Gli Ermellini - in ossequio ad un consolidato orientamento (cfr., sul punto, Cass. n. 29212/2019) - hanno infatti espressamente affermato che l’elencazione, contenuta nel primo comma dell’art. 2233 c.c., dei criteri per la determinazione convenzionale del compenso ha carattere gerarchico.
Secondo la norma citata, quindi, per la definizione del compenso rileveranno, nell’ordine:
- la convenzione delle parti;
- le tariffe;
- gli usi;
- la determinazione del giudice.
È questo riguardo, è però opportuno precisare conclusivamente che – ai sensi del comma terzo dell’art. 2233 c.c. – i patti conclusi tra gli avvocati ed i praticanti abilitati con i loro clienti che stabiliscono i compensi professionali sono nulli se non redatti in forma scritta.

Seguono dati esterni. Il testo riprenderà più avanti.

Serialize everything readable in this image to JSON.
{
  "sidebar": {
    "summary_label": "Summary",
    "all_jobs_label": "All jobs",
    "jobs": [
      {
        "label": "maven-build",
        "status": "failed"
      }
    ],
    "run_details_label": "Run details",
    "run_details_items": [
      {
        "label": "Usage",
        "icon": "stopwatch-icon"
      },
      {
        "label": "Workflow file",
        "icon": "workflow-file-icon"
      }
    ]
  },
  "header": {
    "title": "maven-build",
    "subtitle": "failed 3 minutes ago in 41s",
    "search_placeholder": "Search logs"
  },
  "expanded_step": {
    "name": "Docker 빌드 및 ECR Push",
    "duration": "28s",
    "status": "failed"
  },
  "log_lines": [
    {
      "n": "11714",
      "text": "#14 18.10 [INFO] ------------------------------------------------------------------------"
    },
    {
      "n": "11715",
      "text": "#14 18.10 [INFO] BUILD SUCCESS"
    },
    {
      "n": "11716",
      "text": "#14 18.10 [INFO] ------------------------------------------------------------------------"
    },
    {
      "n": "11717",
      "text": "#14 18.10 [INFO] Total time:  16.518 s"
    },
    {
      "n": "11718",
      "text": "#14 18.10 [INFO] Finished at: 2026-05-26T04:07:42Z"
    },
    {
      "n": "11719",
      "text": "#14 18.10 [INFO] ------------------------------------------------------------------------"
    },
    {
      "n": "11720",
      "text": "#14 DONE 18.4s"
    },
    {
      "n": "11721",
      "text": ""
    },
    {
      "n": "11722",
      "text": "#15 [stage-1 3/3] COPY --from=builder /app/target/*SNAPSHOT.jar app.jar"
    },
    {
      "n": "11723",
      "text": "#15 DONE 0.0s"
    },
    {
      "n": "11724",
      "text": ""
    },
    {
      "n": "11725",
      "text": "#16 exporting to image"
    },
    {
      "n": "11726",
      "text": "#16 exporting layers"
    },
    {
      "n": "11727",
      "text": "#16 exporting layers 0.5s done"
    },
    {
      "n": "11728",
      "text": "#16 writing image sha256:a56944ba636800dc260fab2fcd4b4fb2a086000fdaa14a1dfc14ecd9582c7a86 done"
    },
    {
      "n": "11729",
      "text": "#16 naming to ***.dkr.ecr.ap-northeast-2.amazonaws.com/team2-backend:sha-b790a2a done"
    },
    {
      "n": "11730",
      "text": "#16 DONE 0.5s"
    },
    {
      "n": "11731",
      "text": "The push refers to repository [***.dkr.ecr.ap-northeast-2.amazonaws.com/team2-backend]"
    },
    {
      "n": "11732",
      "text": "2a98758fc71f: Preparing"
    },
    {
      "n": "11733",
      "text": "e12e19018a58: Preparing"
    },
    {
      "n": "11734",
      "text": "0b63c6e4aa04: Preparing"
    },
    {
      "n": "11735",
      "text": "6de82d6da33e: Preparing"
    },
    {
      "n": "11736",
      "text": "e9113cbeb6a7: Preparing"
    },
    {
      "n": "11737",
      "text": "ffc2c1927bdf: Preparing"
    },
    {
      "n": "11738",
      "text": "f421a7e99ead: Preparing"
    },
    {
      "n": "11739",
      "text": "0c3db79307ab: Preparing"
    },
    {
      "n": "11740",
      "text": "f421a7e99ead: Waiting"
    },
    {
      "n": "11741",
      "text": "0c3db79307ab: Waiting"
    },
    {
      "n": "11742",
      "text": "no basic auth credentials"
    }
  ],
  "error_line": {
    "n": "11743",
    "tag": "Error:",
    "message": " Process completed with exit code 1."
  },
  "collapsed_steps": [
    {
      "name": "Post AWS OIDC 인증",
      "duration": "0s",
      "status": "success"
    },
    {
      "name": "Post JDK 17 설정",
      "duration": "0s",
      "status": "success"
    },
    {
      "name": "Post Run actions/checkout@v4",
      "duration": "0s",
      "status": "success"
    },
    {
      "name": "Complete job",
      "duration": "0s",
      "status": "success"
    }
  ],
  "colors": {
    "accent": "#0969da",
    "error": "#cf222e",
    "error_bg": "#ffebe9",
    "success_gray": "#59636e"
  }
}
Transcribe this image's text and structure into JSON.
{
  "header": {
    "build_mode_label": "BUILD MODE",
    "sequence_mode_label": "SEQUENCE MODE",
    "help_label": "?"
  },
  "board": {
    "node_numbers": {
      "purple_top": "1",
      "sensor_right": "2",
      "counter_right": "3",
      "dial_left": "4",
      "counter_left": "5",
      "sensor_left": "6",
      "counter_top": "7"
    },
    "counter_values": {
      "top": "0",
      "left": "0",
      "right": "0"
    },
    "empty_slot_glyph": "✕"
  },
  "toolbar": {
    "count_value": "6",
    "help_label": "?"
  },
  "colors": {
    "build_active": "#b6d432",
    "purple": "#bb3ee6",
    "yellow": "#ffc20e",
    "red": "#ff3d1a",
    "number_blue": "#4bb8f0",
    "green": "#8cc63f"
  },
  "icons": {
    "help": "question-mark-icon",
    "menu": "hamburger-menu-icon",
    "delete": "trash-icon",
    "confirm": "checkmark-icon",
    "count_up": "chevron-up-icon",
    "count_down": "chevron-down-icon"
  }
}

Il caso concretamente giunto all’attenzione della Corte, in particolare, riguardava una controversia avente ad oggetto la liquidazione del compenso di due avvocati per l’attività professionale da questi fornita. In particolare, i legali avevano presentato alla Corte d’appello la domanda di liquidazione basata su una specifica convenzione stipulata con il cliente, producendo appunto in giudizio il contratto di mandato da questo sottoscritto, dal quale emergeva chiaramente il compenso concordato.
La Corte distrettuale, tuttavia, aveva liquidato i compensi sulla base delle tariffe.
Avverso questo provvedimento, pertanto, gli avvocati avevano proposto ricorso, dolendosi – con esclusivo riferimento agli aspetti di diritto qui di rilievo – del mancato esame da parte dei giudici del merito dell’accordo stipulato con il cliente, che aveva acconsentito al pagamento di una parcella ben più corposa di quella liquidata.
Ritenendo il ricorso fondato, la Cassazione ha dunque chiarito i principi sopra riportati.